England 215 & 375 (Bell 109, Broad 65, Starc 3/81, Siddle 3/85) v Australia 280 & 6/174 (Rogers 52, Watson 46, Broad 2/34, Swann 2/64)
Stumps Day 4. Australia require another 137 runs with 4 wickets in hand.
Edgbaston, 2nd Ashes Test, 2005. Australia slump to 7/137, then 8/175 in pursuit of 282 set by England to win. 107 needed on the 4th (and what turned out to be final) day of that famous Test with Lee and Warne at the crease and only Kasprowicz left in the pavilion. Warne (42), Kasprowicz (20) and Lee (43*) get Australia to within 2 runs before the big Queensland quick gloved Harmison to keeper Jones and a nervous England escape to level the series at 1 all.
Can Australia’s tail go one step better and get over the line at Trent Bridge in arguably a better position in 2013? Sadly it’s been left up to them after the Australian batting line-up was exposed yet again. Set a victory target of 311, openers Watson and Rogers look comfortable on a slow Nottingham pitch, easing their way to 84 off 24 overs before Watson lazily plays across the ball and is given out LBW for 46. He reviews the decision only for Hawkeye to show the ball clipping leg stump and the umpires decision stands. 46 is a typical Watson score he makes no matter where he bats in the order, his record of having made as many Test centuries as Alan Border medals won (2) looks in little danger of changing anytime soon. Cowan, desperately in need of a score, joins Rogers at the crease and after taking a long time to get off the mark plays a couple of nice cut shots as Rogers plays like the seasoned pro that he is. 1-111 turns into 3/124 as Cowan is caught behind off the part-time off-spin of Joe Root, pushing well away from his body and slightly off balance, then Rogers chipped an Anderson slower ball straight to mid-wicket. Three soft dismissals. The coach would be most disappointed with the two openers for getting good starts and not going on with it. Clarke and Smith take the score to 161 before a disastrous 3 over spell where the skipper is caught behind, and Smith and Hughes are both trapped LBW by Swann playing back and getting caught on the crease, learning nothing from Haddin’s first innings dismissal. Clarke uses the final review to try and overturn his dismissal, in the slight chance that his faint edge wasn’t picked up by hot spot. It was. Of course he knew he hit it, despite what he said at the press conference. At stumps Haddin is unbeaten on 11 and a promoted, and rightly so after his first innings heroics and previous form for Western Australia, Ashton Agar on 1.

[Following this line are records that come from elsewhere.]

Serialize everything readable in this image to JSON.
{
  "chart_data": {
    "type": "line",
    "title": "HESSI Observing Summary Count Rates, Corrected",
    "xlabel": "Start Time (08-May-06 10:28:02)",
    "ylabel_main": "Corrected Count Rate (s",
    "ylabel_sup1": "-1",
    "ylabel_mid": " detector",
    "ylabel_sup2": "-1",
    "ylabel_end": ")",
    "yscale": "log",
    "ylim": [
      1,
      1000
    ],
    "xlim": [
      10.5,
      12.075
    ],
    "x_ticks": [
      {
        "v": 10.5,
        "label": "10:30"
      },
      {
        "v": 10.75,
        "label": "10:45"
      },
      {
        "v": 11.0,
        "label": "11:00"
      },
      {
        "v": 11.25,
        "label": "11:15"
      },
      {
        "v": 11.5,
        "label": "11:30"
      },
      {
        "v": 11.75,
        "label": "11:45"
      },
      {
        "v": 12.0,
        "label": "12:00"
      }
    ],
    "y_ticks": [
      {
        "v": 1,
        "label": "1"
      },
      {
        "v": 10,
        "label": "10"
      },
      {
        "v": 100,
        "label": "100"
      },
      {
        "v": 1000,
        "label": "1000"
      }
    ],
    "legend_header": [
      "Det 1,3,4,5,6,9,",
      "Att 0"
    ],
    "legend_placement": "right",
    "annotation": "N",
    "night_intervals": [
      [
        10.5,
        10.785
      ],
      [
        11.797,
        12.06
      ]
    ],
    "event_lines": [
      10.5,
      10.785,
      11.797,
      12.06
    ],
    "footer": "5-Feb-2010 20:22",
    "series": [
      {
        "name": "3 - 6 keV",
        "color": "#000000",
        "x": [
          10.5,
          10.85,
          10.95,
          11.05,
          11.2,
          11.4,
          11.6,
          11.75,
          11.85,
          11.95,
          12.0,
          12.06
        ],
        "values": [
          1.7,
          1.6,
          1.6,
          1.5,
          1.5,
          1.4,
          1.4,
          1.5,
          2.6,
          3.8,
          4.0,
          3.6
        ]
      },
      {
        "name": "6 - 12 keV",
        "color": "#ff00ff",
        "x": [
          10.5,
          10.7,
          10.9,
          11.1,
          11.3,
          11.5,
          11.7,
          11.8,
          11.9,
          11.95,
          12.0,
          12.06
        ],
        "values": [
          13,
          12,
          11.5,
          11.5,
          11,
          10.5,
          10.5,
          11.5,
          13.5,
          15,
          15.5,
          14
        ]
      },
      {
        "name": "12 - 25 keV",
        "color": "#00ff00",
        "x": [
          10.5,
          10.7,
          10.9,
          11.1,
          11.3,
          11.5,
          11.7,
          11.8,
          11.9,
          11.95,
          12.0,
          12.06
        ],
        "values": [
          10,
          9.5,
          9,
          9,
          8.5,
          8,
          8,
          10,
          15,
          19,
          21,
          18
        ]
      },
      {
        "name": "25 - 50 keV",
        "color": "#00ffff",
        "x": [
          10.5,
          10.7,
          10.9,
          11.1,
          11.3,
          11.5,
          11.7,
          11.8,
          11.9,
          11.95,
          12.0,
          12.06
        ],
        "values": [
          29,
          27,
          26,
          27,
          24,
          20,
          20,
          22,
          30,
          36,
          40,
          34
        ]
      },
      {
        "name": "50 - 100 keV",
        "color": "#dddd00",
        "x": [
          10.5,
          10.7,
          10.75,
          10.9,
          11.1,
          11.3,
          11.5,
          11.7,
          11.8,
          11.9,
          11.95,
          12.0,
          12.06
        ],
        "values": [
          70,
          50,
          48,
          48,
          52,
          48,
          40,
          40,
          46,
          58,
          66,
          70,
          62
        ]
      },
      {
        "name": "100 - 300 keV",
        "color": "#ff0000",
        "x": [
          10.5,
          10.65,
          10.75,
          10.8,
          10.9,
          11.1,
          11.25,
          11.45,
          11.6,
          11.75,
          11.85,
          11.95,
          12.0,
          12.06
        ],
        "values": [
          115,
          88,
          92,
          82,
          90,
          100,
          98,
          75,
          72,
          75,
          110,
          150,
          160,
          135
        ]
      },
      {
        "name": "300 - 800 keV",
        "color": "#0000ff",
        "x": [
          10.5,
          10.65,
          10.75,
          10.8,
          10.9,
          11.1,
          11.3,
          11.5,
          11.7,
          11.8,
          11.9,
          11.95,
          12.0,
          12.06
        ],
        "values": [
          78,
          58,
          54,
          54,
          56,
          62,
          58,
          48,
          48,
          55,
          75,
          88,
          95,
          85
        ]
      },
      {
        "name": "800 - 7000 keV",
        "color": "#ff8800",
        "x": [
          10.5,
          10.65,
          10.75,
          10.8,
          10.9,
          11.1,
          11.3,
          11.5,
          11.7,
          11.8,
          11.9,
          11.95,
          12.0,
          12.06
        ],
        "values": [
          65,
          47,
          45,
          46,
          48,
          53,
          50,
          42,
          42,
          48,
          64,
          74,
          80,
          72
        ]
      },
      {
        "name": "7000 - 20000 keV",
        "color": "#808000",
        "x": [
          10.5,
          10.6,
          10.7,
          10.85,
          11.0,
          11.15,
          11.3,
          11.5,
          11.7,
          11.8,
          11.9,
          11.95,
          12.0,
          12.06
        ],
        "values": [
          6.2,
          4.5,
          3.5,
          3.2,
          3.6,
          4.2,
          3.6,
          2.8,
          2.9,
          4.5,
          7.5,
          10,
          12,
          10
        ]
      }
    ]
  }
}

Earlier Australia had dismissed to home team for 375. Ian Bell wasn’t at his fluent best but has played few more valuable innings for his country than his knock of 109, his 18th Test match ton. Stuart Broad walks after edging Pattinson to Haddin, have no problem of him not walking after being given not out by the umpire but don’t pick and choose when you walk. You either are or you aren’t a walker. He’s lucky he is playing at his home ground where he was given rousing support from the fans. He won’t get much cheering at the Gabba in November. Speaking of the umpire, Aleem Dar has been awful in this game, like some of the Aussie batsman and a mate of mine who very recently got married, he appears to be batting out of his league.
Starc mixes some brilliant deliveries with some utter trash in taking 3/81 off 32 overs, Siddle takes 3/85 to give him 8 for the match. Pattinson takes 2 but has been far from his best in this Test and Agar takes the other 2, unlucky not to have a couple more.
A fascinating 5th day ahead, England ahead but anything can and usually does happen in Ashes cricket. A great opportunity for Haddin to stand up, play a senior role and show his selection was worthwhile. Starc , Pattinson and Siddle are all good enough to contribute. And the boy wonder is at the crease already. On a slow, turning pitch Swann is the key man for the Poms. Hopefully its as good as Edgbaston 2005, with a slightly different result.